Dr. Mazer says doctors are increasingly starting to question the avoidance theory. In Britain, for example, where public health authorities have strongly cautioned against giving peanuts early, peanut allergies have doubled in the past decade.

In a study being followed by allergists around the globe, British physicians are investigating whether giving peanuts early to babies considered at risk for developing allergies has a protective effect.

However, other doctors say waiting is still the best line of defence.

Stan Szombathy, a pediatrician in Kelowna, B.C., says that although doctors are starting to "question these old beliefs ... there is no reassuring data yet that says we should abandon the old line of thinking."

He continues to advise parents to wait until a child is 18 months old before introducing eggs, two years old for fish, peanuts or tree nuts (such as almonds, cashews and pecans) and three years old for shellfish.

"I'm biased towards trying to prevent allergies," says Dr. Szombathy. "Once an allergy is diagnosed, there's a high chance the allergy will be there for life."

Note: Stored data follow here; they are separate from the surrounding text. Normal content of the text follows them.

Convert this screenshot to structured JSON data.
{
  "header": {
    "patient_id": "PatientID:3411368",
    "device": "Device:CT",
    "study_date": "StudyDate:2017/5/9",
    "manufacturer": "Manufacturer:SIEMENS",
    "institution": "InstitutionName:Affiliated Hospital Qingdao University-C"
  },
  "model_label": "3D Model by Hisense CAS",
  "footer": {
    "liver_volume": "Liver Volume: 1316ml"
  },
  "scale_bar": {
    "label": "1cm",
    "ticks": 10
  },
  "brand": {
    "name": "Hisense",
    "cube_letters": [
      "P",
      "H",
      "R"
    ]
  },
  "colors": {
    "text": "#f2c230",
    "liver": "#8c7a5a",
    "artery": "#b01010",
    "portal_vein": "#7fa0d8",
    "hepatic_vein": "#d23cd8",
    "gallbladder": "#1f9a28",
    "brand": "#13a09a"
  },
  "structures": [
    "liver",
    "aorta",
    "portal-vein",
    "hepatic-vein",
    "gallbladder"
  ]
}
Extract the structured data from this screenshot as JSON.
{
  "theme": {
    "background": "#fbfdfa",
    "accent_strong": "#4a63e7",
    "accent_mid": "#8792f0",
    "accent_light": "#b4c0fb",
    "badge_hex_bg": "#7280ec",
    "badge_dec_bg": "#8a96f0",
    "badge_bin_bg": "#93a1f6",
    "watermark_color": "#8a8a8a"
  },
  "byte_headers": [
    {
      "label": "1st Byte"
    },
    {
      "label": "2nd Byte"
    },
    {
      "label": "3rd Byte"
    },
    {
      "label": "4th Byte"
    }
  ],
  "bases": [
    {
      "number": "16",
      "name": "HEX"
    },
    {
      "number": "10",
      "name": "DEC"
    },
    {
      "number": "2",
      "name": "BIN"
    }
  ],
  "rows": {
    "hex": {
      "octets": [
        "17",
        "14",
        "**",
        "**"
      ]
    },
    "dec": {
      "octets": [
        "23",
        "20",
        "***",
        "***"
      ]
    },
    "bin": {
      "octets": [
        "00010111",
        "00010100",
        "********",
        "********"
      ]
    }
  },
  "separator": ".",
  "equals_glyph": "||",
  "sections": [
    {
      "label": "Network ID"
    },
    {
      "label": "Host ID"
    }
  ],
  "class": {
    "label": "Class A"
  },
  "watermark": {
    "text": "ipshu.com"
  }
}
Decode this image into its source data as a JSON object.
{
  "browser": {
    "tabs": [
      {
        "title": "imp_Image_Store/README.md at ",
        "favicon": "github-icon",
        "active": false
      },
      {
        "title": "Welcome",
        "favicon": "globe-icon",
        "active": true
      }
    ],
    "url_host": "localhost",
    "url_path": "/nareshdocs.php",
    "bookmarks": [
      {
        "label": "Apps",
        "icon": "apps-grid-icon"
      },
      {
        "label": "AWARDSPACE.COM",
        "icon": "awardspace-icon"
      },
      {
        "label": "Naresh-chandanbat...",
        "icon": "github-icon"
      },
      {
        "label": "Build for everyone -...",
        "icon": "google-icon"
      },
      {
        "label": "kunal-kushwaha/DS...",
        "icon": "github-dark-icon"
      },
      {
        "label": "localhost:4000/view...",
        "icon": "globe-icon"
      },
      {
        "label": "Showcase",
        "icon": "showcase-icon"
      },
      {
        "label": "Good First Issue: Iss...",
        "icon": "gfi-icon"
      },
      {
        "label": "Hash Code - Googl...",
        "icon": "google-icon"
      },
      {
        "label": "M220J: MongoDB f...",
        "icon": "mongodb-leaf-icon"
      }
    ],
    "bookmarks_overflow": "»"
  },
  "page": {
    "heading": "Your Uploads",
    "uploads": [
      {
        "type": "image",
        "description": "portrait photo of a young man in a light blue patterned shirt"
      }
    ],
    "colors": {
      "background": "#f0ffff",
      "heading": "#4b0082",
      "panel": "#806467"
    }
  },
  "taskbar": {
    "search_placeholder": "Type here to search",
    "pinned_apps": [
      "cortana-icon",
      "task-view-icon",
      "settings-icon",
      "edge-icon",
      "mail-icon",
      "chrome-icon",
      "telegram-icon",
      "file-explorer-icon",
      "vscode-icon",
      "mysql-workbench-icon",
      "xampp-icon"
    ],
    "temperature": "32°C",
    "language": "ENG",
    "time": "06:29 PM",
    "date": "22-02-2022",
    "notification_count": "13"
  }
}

Dr. Szombathy recommends parents test for allergies by rubbing a bit of the food on the child's lip or forearm. A severe reaction would occur within the first 10 to 15 minutes, but if the child shows mild symptoms, such as excessive salivation, parents should inform their pediatrician.

As for Ms. Lehrer and Ms. Kimmel of Montreal, neither Jacob nor Ethan had an adverse reaction to eating nuts. "Jacob ended up loving peanut butter," says Ms. Lehrer of her son, who is now 2½. "It's his favourite snack."